Nioh 3 é um Nioh com esteroides e mundo aberto – Review/Crítica
Nioh 3 chega como uma grande evolução da série, apresentando um mundo aberto que promove exploração e liberdade sem perder a essência dos seus antecessores. Para quem já viveu as aventuras de Nioh e Nioh 2, a experiência é familiar, mas cheia de novidades que atraem tanto veteranos quanto novos jogadores.

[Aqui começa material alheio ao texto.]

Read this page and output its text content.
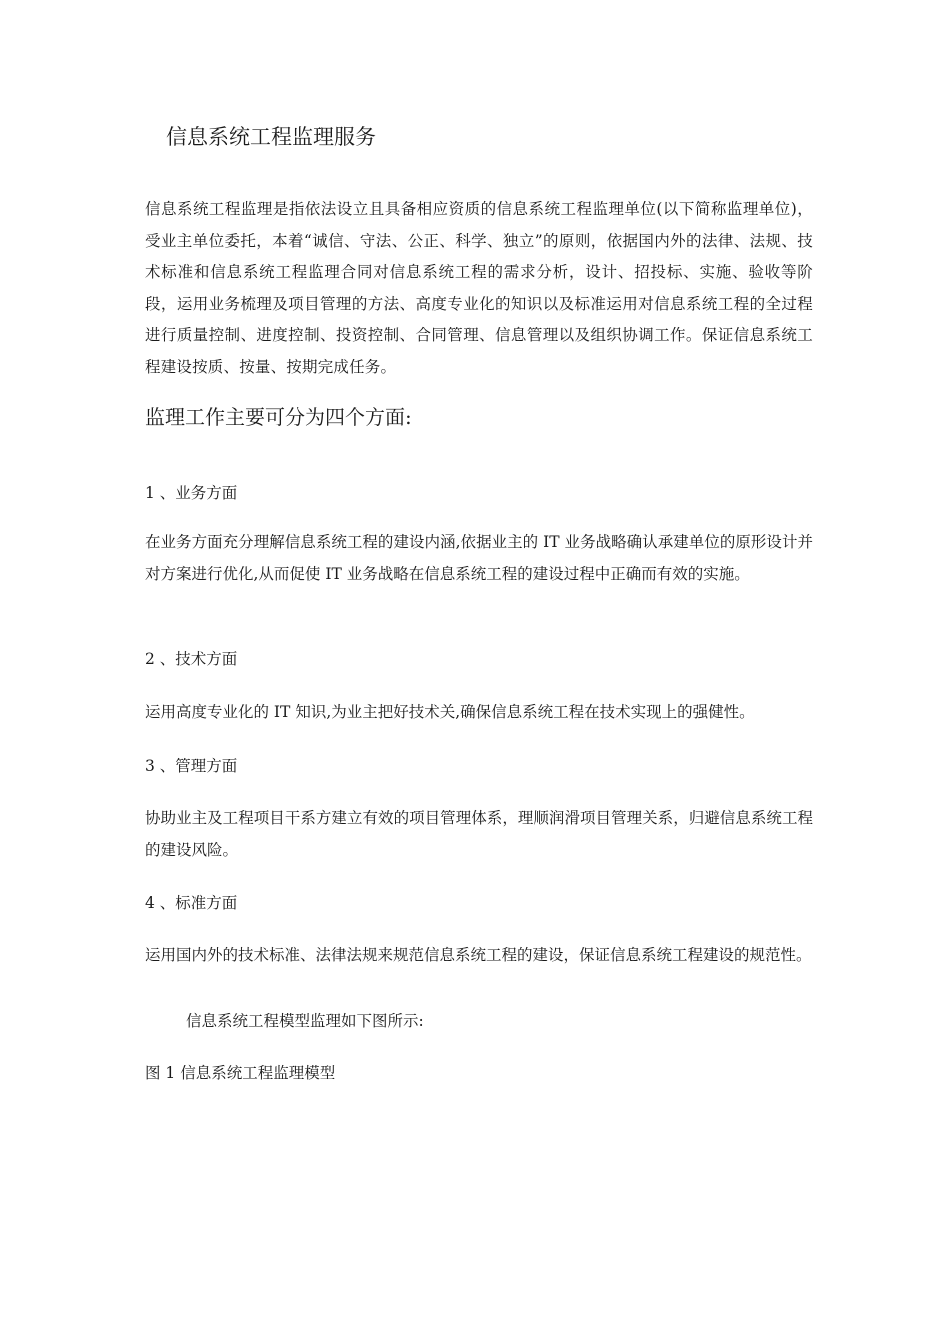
信息系统工程监理服务

信息系统工程监理是指依法设立且具备相应资质的信息系统工程监理单位(以下简称监理单位)，受业主单位委托，本着“诚信、守法、公正、科学、独立”的原则，依据国内外的法律、法规、技术标准和信息系统工程监理合同对信息系统工程的需求分析，设计、招投标、实施、验收等阶段，运用业务梳理及项目管理的方法、高度专业化的知识以及标准运用对信息系统工程的全过程进行质量控制、进度控制、投资控制、合同管理、信息管理以及组织协调工作。保证信息系统工程建设按质、按量、按期完成任务。

监理工作主要可分为四个方面:
1 、业务方面

在业务方面充分理解信息系统工程的建设内涵,依据业主的 IT 业务战略确认承建单位的原形设计并对方案进行优化,从而促使 IT 业务战略在信息系统工程的建设过程中正确而有效的实施。

2 、技术方面

运用高度专业化的 IT 知识,为业主把好技术关,确保信息系统工程在技术实现上的强健性。

3 、管理方面

协助业主及工程项目干系方建立有效的项目管理体系，理顺润滑项目管理关系，归避信息系统工程的建设风险。

4 、标准方面

运用国内外的技术标准、法律法规来规范信息系统工程的建设，保证信息系统工程建设的规范性。

信息系统工程模型监理如下图所示:
图 1 信息系统工程监理模型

Embora a curva de dificuldade permaneça desafiadora, o design do mundo aberto torna o jogo mais acessível para quem está começando. Não é necessário jogar os dois primeiros títulos para entender a narrativa, já que Nioh 3 oferece um resumo que ambienta o jogador no universo do jogo. Contudo, quem já é fã certamente haverá de apreciar as referências e o conteúdo reciclado que homenageia a franquia.
A transição para um cenário de mundo aberto é uma das principais inovações, permitindo que os jogadores explorem livremente áreas interconectadas. Enquanto nos jogos anteriores você atravessava fases específicas, agora é possível caminhar através de um vasto território, repleto de missões secundárias e elementos para descobrir. Essa nova abordagem é palpável à medida que você avança, e o jogo convida à exploração constante.
Os combates em Nioh 3 são mais dinâmicos e musculosos, se aproximando do ritmo acelerado de um hack and slash. Uma das novidades mais interessantes é a introdução de dois estilos de combate: samurai e ninja. Essa mecânica permite troca instantânea entre os modos, acrescentando profundidade e variedade ao sistema de batalha. Enquanto o samurai é mais forte e cadenciado, o ninja oferece agilidade e opções furtivas. Isso proporciona uma personalização significativa do estilo de jogo.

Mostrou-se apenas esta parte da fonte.